[LinuxPPS] Using GPS for automotive applications

Cirilo Bernardo cirilo.bernardo at gmail.com
Mon Apr 7 04:41:38 CEST 2008


On Sun, Apr 6, 2008 at 8:30 PM, Remco den Besten <besten at gmail.com> wrote:
> DCD is input and modern chipsets (16550's) are well
>  capable of detecting TLL levels.
>
>  I do not use an interface other than an inverter (LS00) as buffer
>  as precaution, but this is not necessary.
>
>
>
>  > Neal Probert wrote:
>  >> PPS Interface
>  >> -------------
>  >> The simplest way I can see interfacing the PPS is through a MAX232 chip
>  >> into the serial port's DCD input.  Right?
>  >
>  > In some cases (maybe even most modern cases) you can feed the (TTL?) PPS
>  > into the RS232 DCD pin without trouble.
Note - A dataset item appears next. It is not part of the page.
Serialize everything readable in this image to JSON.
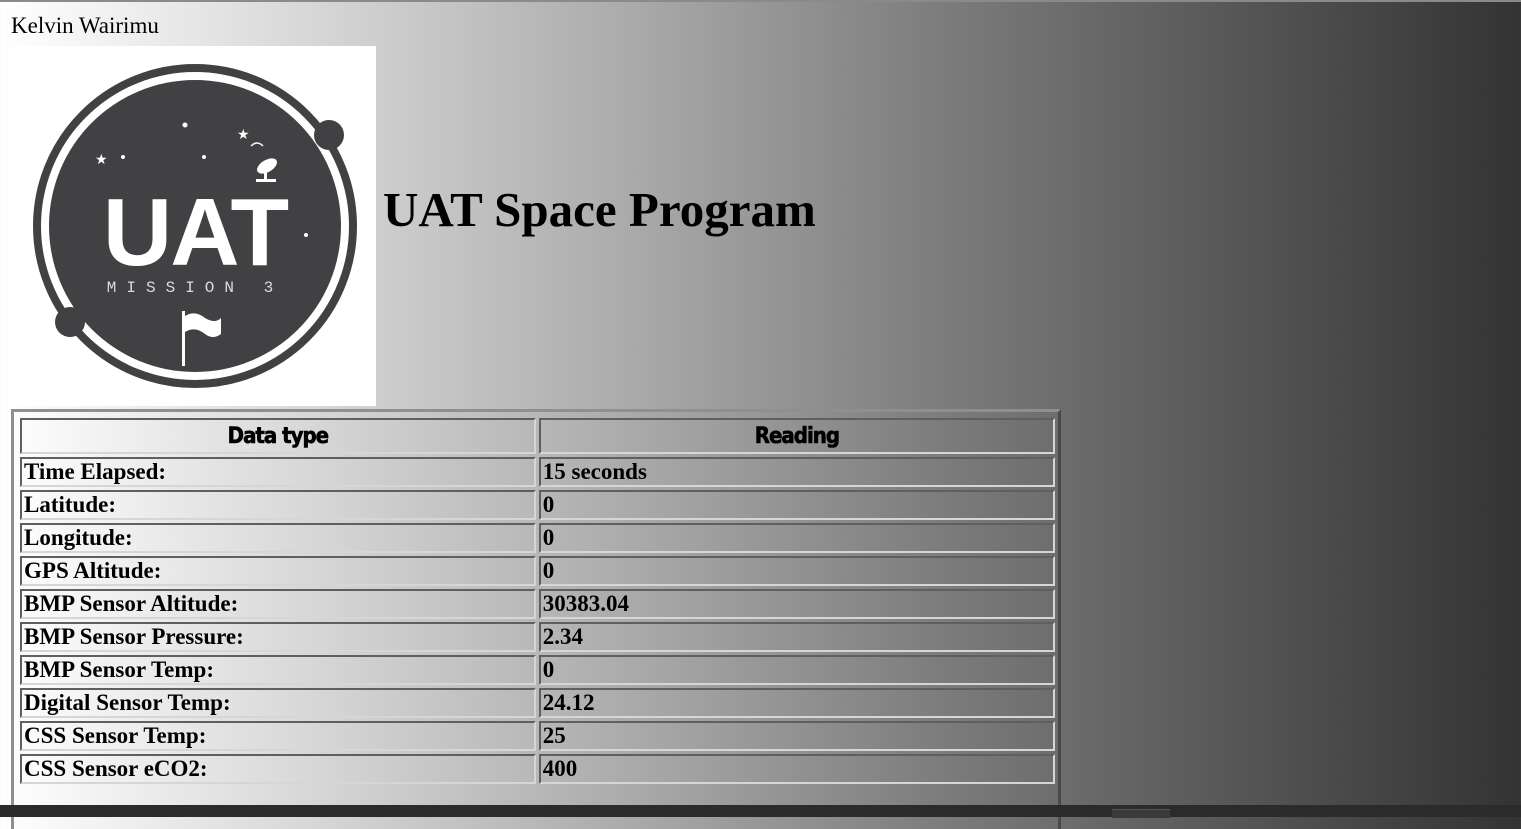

I am using this setup without
>  > problems.
>  >
>  > Depending on the board you maybe can jumper the RS232 port to 5V
>  > operation, as on some of my Epia boards.
>  >
>  > A max232 convertor costs a few ns of delay.
>

This is not quite true about the levels etc.  Many OEM GPS units
operate from 3.3v only; only some families of 5.0v logic chips are
input/output compatible with these 3.3v devices.  So you cannot simply
connect the GPS PPS to the DCD line.  To complicate things, devices
claiming to be RS232 compatible have very different characteristics:

1. DCD input is TTL (will be damaged by -V, or +12V)
2. DCD input is standards compliant and the line must transition from
<= -3.0v to >= +3.0v
3. DCD input is TTL levels but will tolerate the -12/+12 signals and
function properly
4. DCD uses only 0 .. +12V but has TTL input characteristics

And any combination of the above.  You really have to read the specs
for your GPS unit and your specific serial port controller.
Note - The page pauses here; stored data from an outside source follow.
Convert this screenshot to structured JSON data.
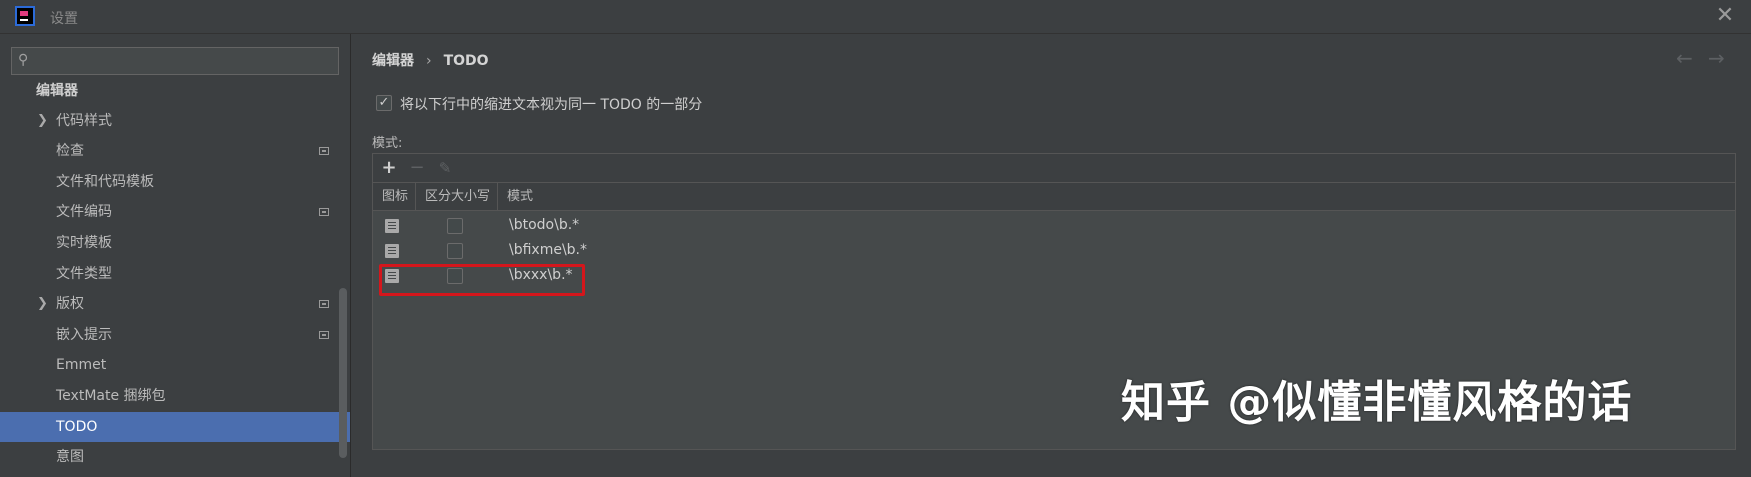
{
  "window": {
    "title": "设置",
    "close": "✕"
  },
  "sidebar": {
    "search": {
      "icon": "search-icon",
      "value": "",
      "placeholder": ""
    },
    "items": [
      {
        "label": "编辑器",
        "level": 0
      },
      {
        "label": "代码样式",
        "expandable": true
      },
      {
        "label": "检查",
        "badge": true
      },
      {
        "label": "文件和代码模板"
      },
      {
        "label": "文件编码",
        "badge": true
      },
      {
        "label": "实时模板"
      },
      {
        "label": "文件类型"
      },
      {
        "label": "版权",
        "expandable": true,
        "badge": true
      },
      {
        "label": "嵌入提示",
        "badge": true
      },
      {
        "label": "Emmet"
      },
      {
        "label": "TextMate 捆绑包"
      },
      {
        "label": "TODO",
        "selected": true
      },
      {
        "label": "意图"
      }
    ]
  },
  "main": {
    "breadcrumb": {
      "parent": "编辑器",
      "separator": "›",
      "current": "TODO"
    },
    "nav": {
      "back": "←",
      "forward": "→"
    },
    "option": {
      "checked": true,
      "check_glyph": "✓",
      "label": "将以下行中的缩进文本视为同一 TODO 的一部分"
    },
    "patterns_label": "模式:",
    "toolbar": {
      "add": "+",
      "remove": "−",
      "edit": "✎"
    },
    "table": {
      "headers": [
        "图标",
        "区分大小写",
        "模式"
      ],
      "rows": [
        {
          "pattern": "\\btodo\\b.*",
          "case_sensitive": false
        },
        {
          "pattern": "\\bfixme\\b.*",
          "case_sensitive": false
        },
        {
          "pattern": "\\bxxx\\b.*",
          "case_sensitive": false,
          "highlighted": true
        }
      ]
    }
  },
  "watermark": "知乎 @似懂非懂风格的话",
  "colors": {
    "accent": "#4b6eaf",
    "highlight": "#d4161c",
    "background": "#3c3f41"
  }
}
If you have a TTL serial port and a 3.3v GPS, be extremely careful in
selecting logic gates to
ensure that states switch properly; otherwise you will have high power
consumption (things may actually be damaged by heating) and nothing
will work properly anyway.

In many cases, why use a chip like the MAX232 - the PPS is output
only, not in/out - a resistor and small-signal MOSFET should do
beautifully and the propagation delay is still in the low nanoseconds
(far too small to matter for DCD-based PPS).